Monday, May 30, 2011

Texas Politicans Produce Medicrud

U.S. Representative Mike Conaway (R-TX) announced at his Health Care Open House that 23% of uninsured Texans qualified for Medicaid but weren't enrolled.  He suggested Texas didn't need national health reform, that existing programs could address a large chunk of the problem.  Despite identifying a glaring need in his district, Conaway never went town to town signing up constituents for coverage. 

The Texas Legislature sees this pool of uninsured Texans as a flock of golden geese.  House Bill 13 wants the federal government to give Texas matching Medicaid funds (FMAP) based on:

A modification to the formula prescribed by federal law for determining this state ’s FMAP to achieve a formula that would produce an FMAP that accounts for and is periodically adjusted to reflect changes in the following factors in this state:
(1) the total population;
(2) the population growth rate; and
(3) the percentage of the population with household incomes below the federal poverty level.
For twelve years the State of Texas mostly sat on its backside regarding its legions of uninsureds.  Now it wants federal money for low income people it hasn't bothered to cover. 

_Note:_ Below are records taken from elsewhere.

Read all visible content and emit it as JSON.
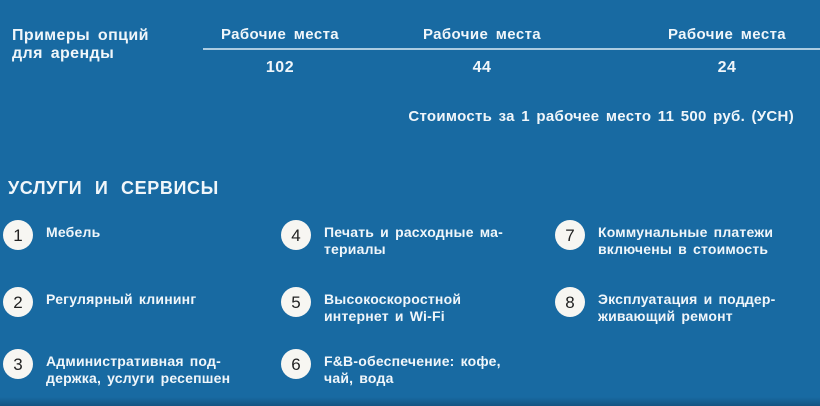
{
  "colors": {
    "background": "#186aa2",
    "text": "#f0f6fa",
    "rule": "rgba(222,237,246,0.75)",
    "circle_bg": "#f7f6f2",
    "circle_text": "#222222"
  },
  "header": {
    "label_line1": "Примеры опций",
    "label_line2": "для аренды",
    "columns": [
      {
        "title": "Рабочие места",
        "value": "102"
      },
      {
        "title": "Рабочие места",
        "value": "44"
      },
      {
        "title": "Рабочие места",
        "value": "24"
      }
    ],
    "price_note": "Стоимость за 1 рабочее место 11 500 руб. (УСН)"
  },
  "services": {
    "heading": "УСЛУГИ И СЕРВИСЫ",
    "items": [
      {
        "number": "1",
        "lines": [
          "Мебель"
        ]
      },
      {
        "number": "2",
        "lines": [
          "Регулярный клининг"
        ]
      },
      {
        "number": "3",
        "lines": [
          "Административная под-",
          "держка, услуги ресепшен"
        ]
      },
      {
        "number": "4",
        "lines": [
          "Печать и расходные ма-",
          "териалы"
        ]
      },
      {
        "number": "5",
        "lines": [
          "Высокоскоростной",
          "интернет и Wi-Fi"
        ]
      },
      {
        "number": "6",
        "lines": [
          "F&B-обеспечение: кофе,",
          "чай, вода"
        ]
      },
      {
        "number": "7",
        "lines": [
          "Коммунальные платежи",
          "включены в стоимость"
        ]
      },
      {
        "number": "8",
        "lines": [
          "Эксплуатация и поддер-",
          "живающий ремонт"
        ]
      }
    ]
  }
}
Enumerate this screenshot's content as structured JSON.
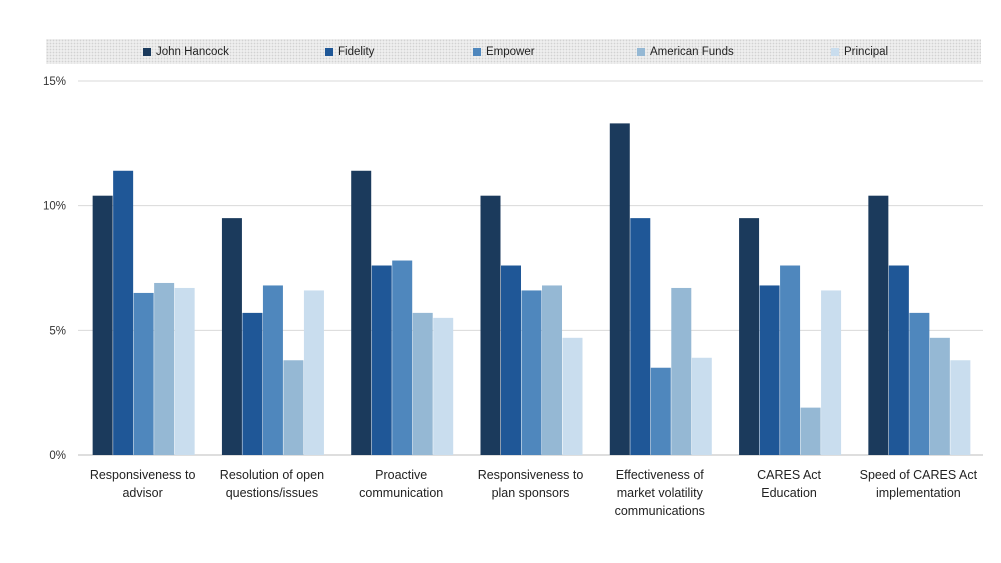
{
  "chart_data": {
    "type": "bar",
    "title": "",
    "xlabel": "",
    "ylabel": "",
    "ylim": [
      0,
      15
    ],
    "yticks": [
      "0%",
      "5%",
      "10%",
      "15%"
    ],
    "ytick_values": [
      0,
      5,
      10,
      15
    ],
    "grid": true,
    "legend_position": "top",
    "categories": [
      "Responsiveness to advisor",
      "Resolution of open questions/issues",
      "Proactive communication",
      "Responsiveness to plan sponsors",
      "Effectiveness of market volatility communications",
      "CARES Act Education",
      "Speed of CARES Act implementation"
    ],
    "category_lines": [
      [
        "Responsiveness to",
        "advisor"
      ],
      [
        "Resolution of open",
        "questions/issues"
      ],
      [
        "Proactive",
        "communication"
      ],
      [
        "Responsiveness to",
        "plan sponsors"
      ],
      [
        "Effectiveness of",
        "market volatility",
        "communications"
      ],
      [
        "CARES Act",
        "Education"
      ],
      [
        "Speed of CARES Act",
        "implementation"
      ]
    ],
    "series": [
      {
        "name": "John Hancock",
        "color": "#1b3a5c",
        "values": [
          10.4,
          9.5,
          11.4,
          10.4,
          13.3,
          9.5,
          10.4
        ]
      },
      {
        "name": "Fidelity",
        "color": "#1f5797",
        "values": [
          11.4,
          5.7,
          7.6,
          7.6,
          9.5,
          6.8,
          7.6
        ]
      },
      {
        "name": "Empower",
        "color": "#4f87bd",
        "values": [
          6.5,
          6.8,
          7.8,
          6.6,
          3.5,
          7.6,
          5.7
        ]
      },
      {
        "name": "American Funds",
        "color": "#95b8d4",
        "values": [
          6.9,
          3.8,
          5.7,
          6.8,
          6.7,
          1.9,
          4.7
        ]
      },
      {
        "name": "Principal",
        "color": "#c9ddee",
        "values": [
          6.7,
          6.6,
          5.5,
          4.7,
          3.9,
          6.6,
          3.8
        ]
      }
    ]
  }
}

HB13 aims to gain control over Medicaid "disproportionate share" and "upper payment limit" funds.  Fitch Ratings said Shannon Medical Center received $15.5 million in DSH/UPL payments in 2010.  Major tampering with this funding stream could jeopardize Shannon's safety net hospital role for the Concho Valley.  First, who would be covered under the Legislature's alternate methods, which:

(1) provide flexibility to determine Medicaid eligibility categories and income levels

I expect Texas, with the highest percent of uninsured citizens, to continue underachieving by setting bare bones eligibility categories and income levels.  The bill will also:

(2) provide flexibility to design Medicaid benefits that meet the demographic, public health, clinical, and cultural needs of this state or regions within this state;
Texas redefined public health in 2000, dropping "access to primary care" as an essential public health service.  How will they redefine other needs to the state Treasury's advantage?

The bill goes on to identify coverage elements under Medicaid's alternative methods.  Low income people can expect:

(3) encourage use of the private health benefits coverage market rather than public benefits systems;
(4)  encourage people who have access to private employer-based health benefits to obtain or maintain those benefits;
(5) create a culture of shared financial responsibility, accountability, and participation in the Medicaid program by:
(A) establishing and enforcing copayment requirements similar to private sector principles for all eligibility groups;
(B)  promoting the use of health savings accounts to influence a culture of individual responsibility; and
(C) promoting the use of vouchers for consumer-directed services in which consumers manage and pay for health-related services provided to them using program vouchers
Ignore that Texas legislators favor private health insurers, responsible for distortions making coverage nearly unaffordable for many.  The above language has local implications.  The City of San Angelo sent 200 people from the ranks of the insured with draconian premium sharing for early retirees and dependents.  Oddly, the City participated in a program encouraging employers to maintain affordable health coverage for early retirees.  The City did the exact opposite.  How would reformed Medicaid "encourage" low paid COSA workers to obtain or maintain health insurance benefits?

Cost sharing mechanisms, copayments, health savings accounts and vouchers, mean more work for Shannon's Business Office.    Recall that Medicaid is already a notoriously poor payor to hospitals.  Add the 8% hospital payment cut in the Texas budget and Medicaid becomes a larger deadbeat.

Reformed Medicaid would have hospitals chasing low income people for copayments and distributions from likely empty HSA's,  Hospitals would compete for low income consumers and their likely measly payment vouchers.

Let's hope the following fable doesn't come true, although it's entirely predictable:

Once upon a time hospitals existed to serve all people, providing high quality health care regardless of ability to pay.  Then the Legislature privatized everything, with pay for performance permeating the system.  Intrinsically motivated organizations and workers found themselves under Rube Goldberg financial complexification, which killed their internal desire to do good work. They eventually said, "You can't pay me enough to deal with this crap." So, they quit or sold out to for-profiteers.
That's when the heart of health care died and was replaced by a mechanical version.  Should the fable come true, be sure to thank the system's deformers, your elected representatives.